13/06/2008
00h05
Está a passar a noite de Sto António. Devo confessar que fugi de casa. Fugi com todos os pés que tenho. E para quem possa pensar que só tenho 2, devo esclarecer que nesta altura, só para sair dali, ganho pelo menos mais 3 pares, o que, segundo as minhas contas me deixa com 8 pés. O mais dificil é mesmo arranjar sapatos para tanto pé. Mas, o que é facto mesmo, é que me pirei com toda a velocidade que consegui encontrar.
Agora escrevo do meu "bunker", isolado, apenas com o rádio onda média a crispar as ondas sonoras à minha volta, com sons cuspidos, felizmente em português. Ao meu lado a vela arde lentamente, projectando as suas tenebrosas sombras nas paredes nuas e sem janelas.
00h59
Não posso fumar. Não há ventilação alguma.
01h38
Tenho aliás, que respirar cada vez mais devagar, cada vez mais pausadamente, cada vez mais enebriado. O pânico começa a tomar o seu lugar na minha mente.
02h00
Aho que já não sinto a perna esquerda. Quanto tempo mais tem que durar esta privação? Quanto tempo mais?
02h41
De fora nada vem. Nem um som abafado. Nem um piar de passarinho.
02h50
Já não tenho os pés a mais. Consegui deixá-los. Desapareceram.

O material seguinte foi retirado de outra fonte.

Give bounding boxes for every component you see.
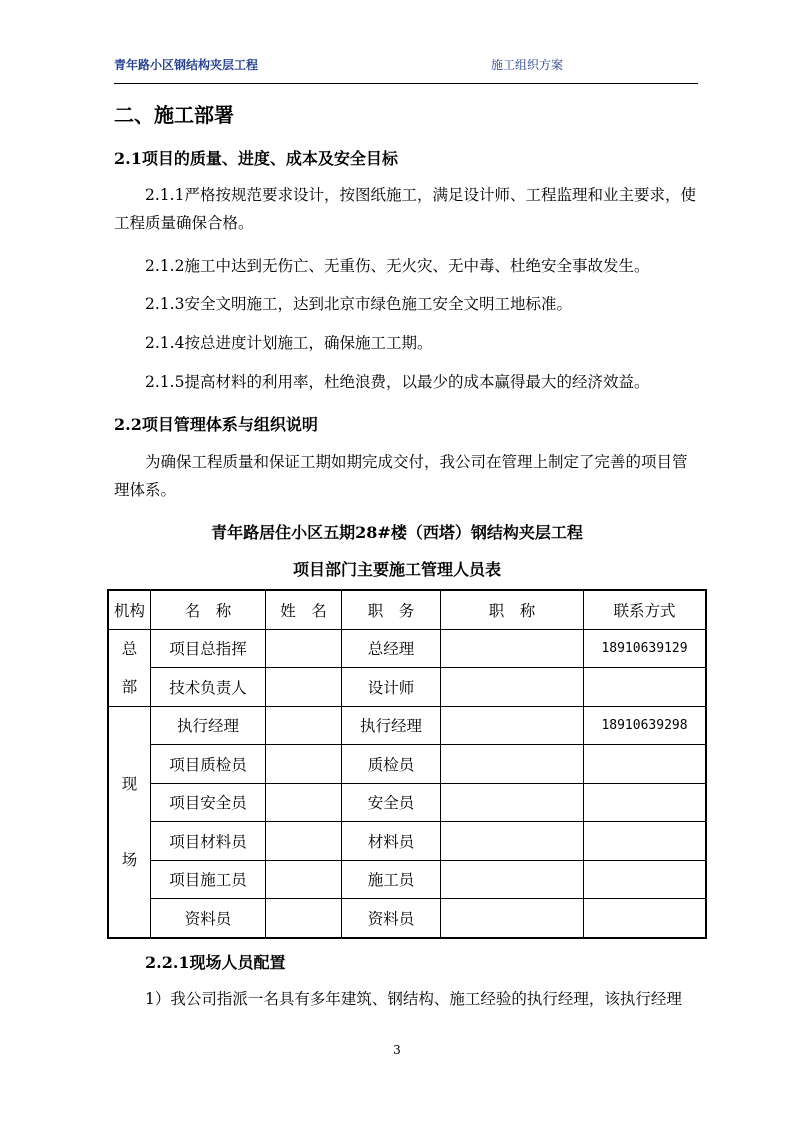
cell-name: 项目材料员 [151, 822, 266, 861]
cell-duty: 施工员 [342, 860, 441, 899]
staff-table [107, 589, 707, 939]
header-org: 机构 [108, 590, 151, 629]
cell-contact: 18910639298 [584, 706, 707, 745]
paragraph-2-2: 为确保工程质量和保证工期如期完成交付，我公司在管理上制定了完善的项目管理体系。 [114, 453, 688, 499]
cell-title [441, 745, 584, 784]
section-title: 二、施工部署 [114, 103, 234, 127]
header-person: 姓 名 [266, 590, 342, 629]
heading-2-2: 2.2项目管理体系与组织说明 [114, 415, 318, 434]
header-title: 职 称 [441, 590, 584, 629]
cell-person [266, 706, 342, 745]
cell-person [266, 668, 342, 707]
cell-person [266, 629, 342, 668]
cell-duty: 执行经理 [342, 706, 441, 745]
cell-duty: 总经理 [342, 629, 441, 668]
cell-contact [584, 860, 707, 899]
header-name: 名 称 [151, 590, 266, 629]
cell-title [441, 706, 584, 745]
table-title-project: 青年路居住小区五期28#楼（西塔）钢结构夹层工程 [211, 523, 583, 542]
cell-duty: 质检员 [342, 745, 441, 784]
cell-person [266, 783, 342, 822]
running-header-right: 施工组织方案 [491, 58, 564, 72]
running-header-left: 青年路小区钢结构夹层工程 [114, 58, 259, 72]
heading-2-1: 2.1项目的质量、进度、成本及安全目标 [114, 149, 398, 168]
cell-duty: 安全员 [342, 783, 441, 822]
paragraph-2-2-1: 1）我公司指派一名具有多年建筑、钢结构、施工经验的执行经理，该执行经理 [145, 990, 682, 1008]
paragraph-2-1-1: 2.1.1严格按规范要求设计，按图纸施工，满足设计师、工程监理和业主要求，使工程质量确保合格。 [114, 186, 696, 232]
table-row [108, 783, 706, 822]
cell-contact [584, 783, 707, 822]
org-site: 现 场 [108, 706, 151, 938]
table-title-staff: 项目部门主要施工管理人员表 [292, 560, 501, 579]
table-row [108, 899, 706, 938]
table-row [108, 706, 706, 745]
header-rule [114, 83, 698, 84]
page-number: 3 [393, 1043, 401, 1057]
cell-title [441, 783, 584, 822]
cell-name: 技术负责人 [151, 668, 266, 707]
paragraph-2-1-2: 2.1.2施工中达到无伤亡、无重伤、无火灾、无中毒、杜绝安全事故发生。 [145, 257, 650, 275]
org-headquarters: 总 部 [108, 629, 151, 706]
cell-person [266, 899, 342, 938]
cell-title [441, 668, 584, 707]
cell-name: 项目施工员 [151, 860, 266, 899]
table-row [108, 668, 706, 707]
cell-title [441, 899, 584, 938]
cell-person [266, 822, 342, 861]
table-header-row [108, 590, 706, 629]
header-duty: 职 务 [342, 590, 441, 629]
cell-name: 资料员 [151, 899, 266, 938]
cell-duty: 资料员 [342, 899, 441, 938]
paragraph-2-1-4: 2.1.4按总进度计划施工，确保施工工期。 [145, 334, 433, 352]
cell-contact [584, 668, 707, 707]
cell-title [441, 860, 584, 899]
cell-contact [584, 822, 707, 861]
paragraph-2-1-3: 2.1.3安全文明施工，达到北京市绿色施工安全文明工地标准。 [145, 295, 572, 313]
heading-2-2-1: 2.2.1现场人员配置 [145, 953, 286, 972]
table-row [108, 860, 706, 899]
cell-contact [584, 745, 707, 784]
table-row [108, 745, 706, 784]
cell-person [266, 745, 342, 784]
cell-duty: 材料员 [342, 822, 441, 861]
cell-name: 项目质检员 [151, 745, 266, 784]
cell-name: 执行经理 [151, 706, 266, 745]
cell-name: 项目总指挥 [151, 629, 266, 668]
cell-contact: 18910639129 [584, 629, 707, 668]
table-row [108, 629, 706, 668]
cell-duty: 设计师 [342, 668, 441, 707]
table-row [108, 822, 706, 861]
cell-name: 项目安全员 [151, 783, 266, 822]
cell-contact [584, 899, 707, 938]
paragraph-2-1-5: 2.1.5提高材料的利用率，杜绝浪费，以最少的成本赢得最大的经济效益。 [145, 373, 650, 391]
cell-person [266, 860, 342, 899]
header-contact: 联系方式 [584, 590, 707, 629]
cell-title [441, 822, 584, 861]
cell-title [441, 629, 584, 668]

As vozes ocupam o lugar deles. Duas vozes discutem na minha cabeça. E o mais ridiculo é que nenhuma delas é a minha. Tenho uma discussão alheia na cabeça! O que puderá ser pior? Vozes alteradas discutem coisas sem sentido e nenhuma delas é a minha... Será a falta de oxigénio?
02h56
Parecem discutir coisas inúteis. Parecem discutir elementos do desenho de uma casa. Parecem discutir números, medidas, cotas...
02h58
Acabo de acordar. O rádio caiu e já não sai uma única onda poluidora. Apenas as vozes que se aproximam. Não... estão a afastar-se. Parecem estar cada vez mais silenciosas. Mas ainda alteradas. Que coisa esquisita.
03h15
Acho que vou abrir a porta. Prefiro a cidade inundada de vinho e cerveja, o país a mergulhar no caos da desordem, a falta de combustiveis ou de comida no supermercado, a suportar isto. Caramba. Agora parecem ter vindo falar comigo. E não é que eu respondi?
03h25
Estou abalado. Vou abrir a porta.
03h40
Tenho que conseguir abrir a porta! Mas o que será que me espera? Quem estará desta vez em greve a contestar o governo? Será que a ASAE já fechou todos os barracos que vendem febras e cerveja, ou vinho e sardinhas? Será que vai já acabar, finalmente, com os milhares de intoxicações alimentares que todos os anos acontecem por causa da sardinha que se assa em brasa não higienizada? Ouvi dizer que o ano passado, foram pelo menos 3200 pessoas, entre elas muitos turistas apanhados desprevenidos nas malhas do "very tipical" e da sardinha fora do frio há pelo menos 2 minutos antes de ir para a brasa (não higienizada, já se vê). Acho que os hospitais do país se encheram, tal foi a onda de indisposições. Estava a ver que a ASAE não intervia...
04h05
Tenho que abrir a porta...
04h09
Começaram os temores e acho que estou a alucinar.
Fujam! Fujam! Salve-se quem puder! Vêm aí os camionistas! Acudam! Salvem-me! Dizem que têm ordens para me mandar para a festa! Acudam! É o piquete de greve! Acudam!